King is referring to line-item maximum salaries set by state law for faculty members at the UA.

King said some of the UA faculty (probably less than 10 percent) makes outside money by writing books and through other means, but no professor has outside income that compares with Richardson’s and no central office tracks outside income of faculty.

Richardson’s outside income includes $300,000 for athletic shoe endorsements, $200,000 for apparel endorsements, $245,000 for television appearances and commercials, $85,000 for speaking engagements and $35,000 for sports camps.

The next two slots in our list of the area’s highest-paid state employees are also held by the UA’s athletic department.

Head football Coach Houston Nutt will earn $869,644 this year, which includes $540,000 in outside income. Athletic Director Frank Broyles will earn $260,000, which includes $107,000 in outside income.

The first non-athletic department employee on the list is John White, chancellor of the UA’s Fayetteville campus, at No. 4 with an annual salary of $235,750. But White serves on several corporate boards and apparently brings in at least $150,000 per year through stock options from those companies. That amount, however, isn’t reflected in our list of highest-paid state employees since it does not come through the UA.

White is on the boards for Eastman Chemical Co., Motorola Inc., Russell Corp., Logility Inc., J.B. Hunt Transport Services Inc. of Lowell and the National Science Foundation, to which he received a presidential appointment.

It’s an apples-and-oranges comparison, but White’s counterpart Richard L. Rubenstein at the University of Bridgeport, a private college, earned $832,492 last year as the highest-paid private college president in the country.

According to a Nov. 9 article in The Chronicle of Higher Education, the average salary of a private-college president was $207,130 last year, up 11.2 percent from $186,255 the year before.

During the same period, the average faculty salary at private and public colleges increased only 3.7 percent from $56,282 to $58,352.
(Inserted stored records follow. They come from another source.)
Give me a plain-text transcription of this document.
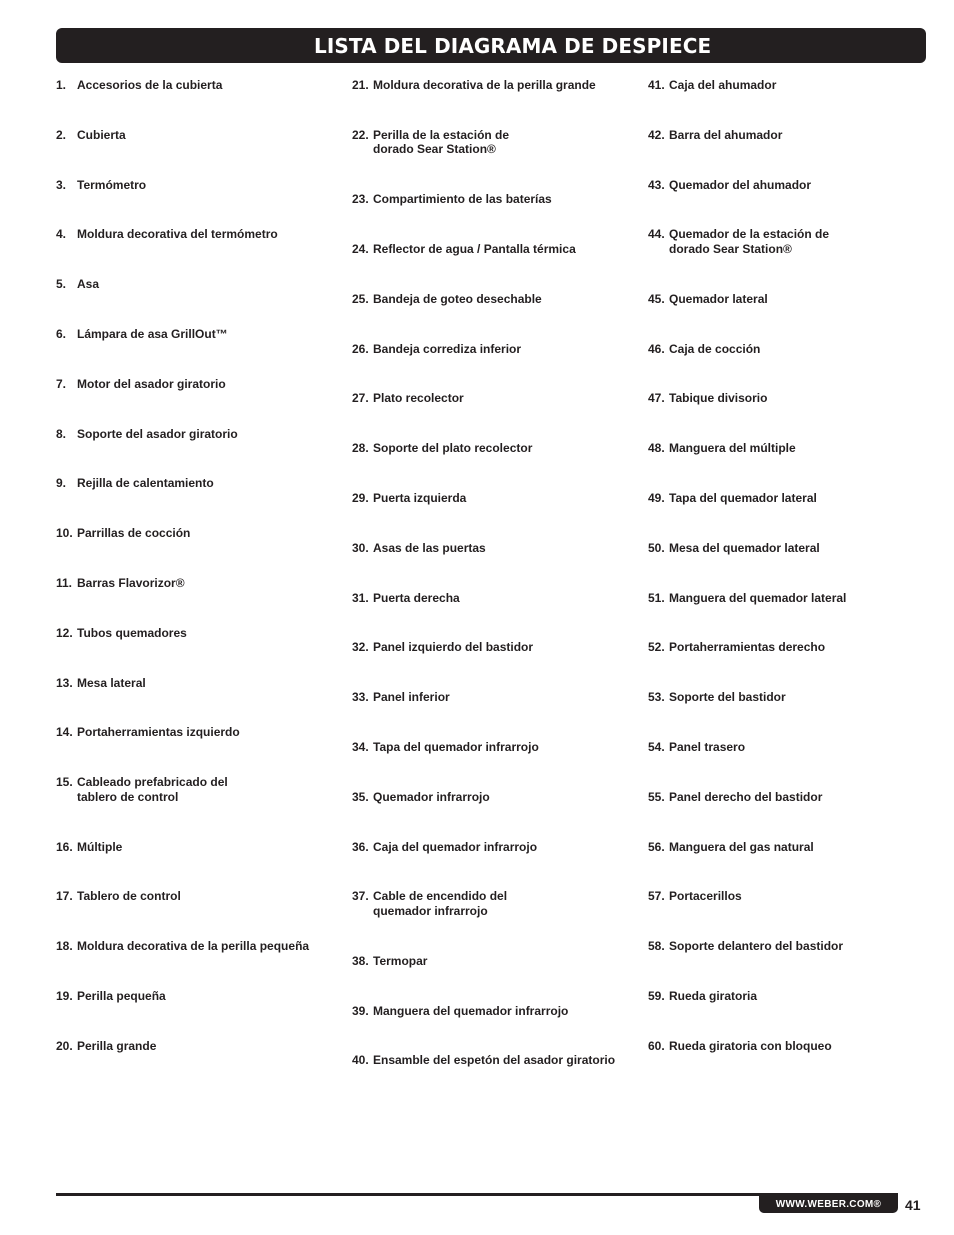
LISTA DEL DIAGRAMA DE DESPIECE
1. Accesorios de la cubierta
2. Cubierta
3. Termómetro
4. Moldura decorativa del termómetro
5. Asa
6. Lámpara de asa GrillOut™
7. Motor del asador giratorio
8. Soporte del asador giratorio
9. Rejilla de calentamiento
10. Parrillas de cocción
11. Barras Flavorizor®
12. Tubos quemadores
13. Mesa lateral
14. Portaherramientas izquierdo
15. Cableado prefabricado del
tablero de control
16. Múltiple
17. Tablero de control
18. Moldura decorativa de la perilla pequeña
19. Perilla pequeña
20. Perilla grande
21. Moldura decorativa de la perilla grande
22. Perilla de la estación de
dorado Sear Station®
23. Compartimiento de las baterías
24. Reflector de agua / Pantalla térmica
25. Bandeja de goteo desechable
26. Bandeja corrediza inferior
27. Plato recolector
28. Soporte del plato recolector
29. Puerta izquierda
30. Asas de las puertas
31. Puerta derecha
32. Panel izquierdo del bastidor
33. Panel inferior
34. Tapa del quemador infrarrojo
35. Quemador infrarrojo
36. Caja del quemador infrarrojo
37. Cable de encendido del
quemador infrarrojo
38. Termopar
39. Manguera del quemador infrarrojo
40. Ensamble del espetón del asador giratorio
41. Caja del ahumador
42. Barra del ahumador
43. Quemador del ahumador
44. Quemador de la estación de
dorado Sear Station®
45. Quemador lateral
46. Caja de cocción
47. Tabique divisorio
48. Manguera del múltiple
49. Tapa del quemador lateral
50. Mesa del quemador lateral
51. Manguera del quemador lateral
52. Portaherramientas derecho
53. Soporte del bastidor
54. Panel trasero
55. Panel derecho del bastidor
56. Manguera del gas natural
57. Portacerillos
58. Soporte delantero del bastidor
59. Rueda giratoria
60. Rueda giratoria con bloqueo
WWW.WEBER.COM®	41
Faculty members may grouse about pay raises for administrators, but others say college presidents are now similar to CEO’s of complicated conglomerates and should be paid accordingly. By comparison, Lee Scott, president and CEO of Wal-Mart Stores Inc., earned $8.9 million last year in total compensation. But Scott is head of the world’s largest retailer, which happens to be headquartered 30 miles north of UA in Bentonville.

Another professor said it’s not the season for grumbling about salaries. In this time of economic downturn and a state budget shortfall of $142 million, most are thankful to have jobs at all.

Athletics vs. Academics

If academics seem like a stepchild at the UA, it’s not a new role. The UA has a strong tradition in football, winning a share of the national championship in 1964, and has participated in six NCAA basketball Final Fours, including winning the 1994 national title.

Academically, it’s a different story. The UA is a land-grant institution. Such colleges were established to educate the young people of the state, and traditionally those graduates stayed in the state to work.

But things have changed. The UA now is trying to compete on a national level. With the help of donors, and particularly the Walton family of Bentonville (who gave $50 million in 1998 to what is now the UA’s Walton College of Business), the UA’s academic reputation is improving, slowly.

The Walton College jumped from No. 48 to No. 36 this year in U.S. News & World Report’s annual ranking of business schools, reportedly helped by the $50 million Walton infusion. The Walton College was named in the Top 50 by U.S. News for the first time last year.

But as Arkansas’ only research institution, the UA is severely underfunded, as is the state in general.

According to the Chronicle, a total of $112 million will be spent this year by all Arkansas colleges on research and development. That’s 80 percent below the average of $550 million for each of the 50 states.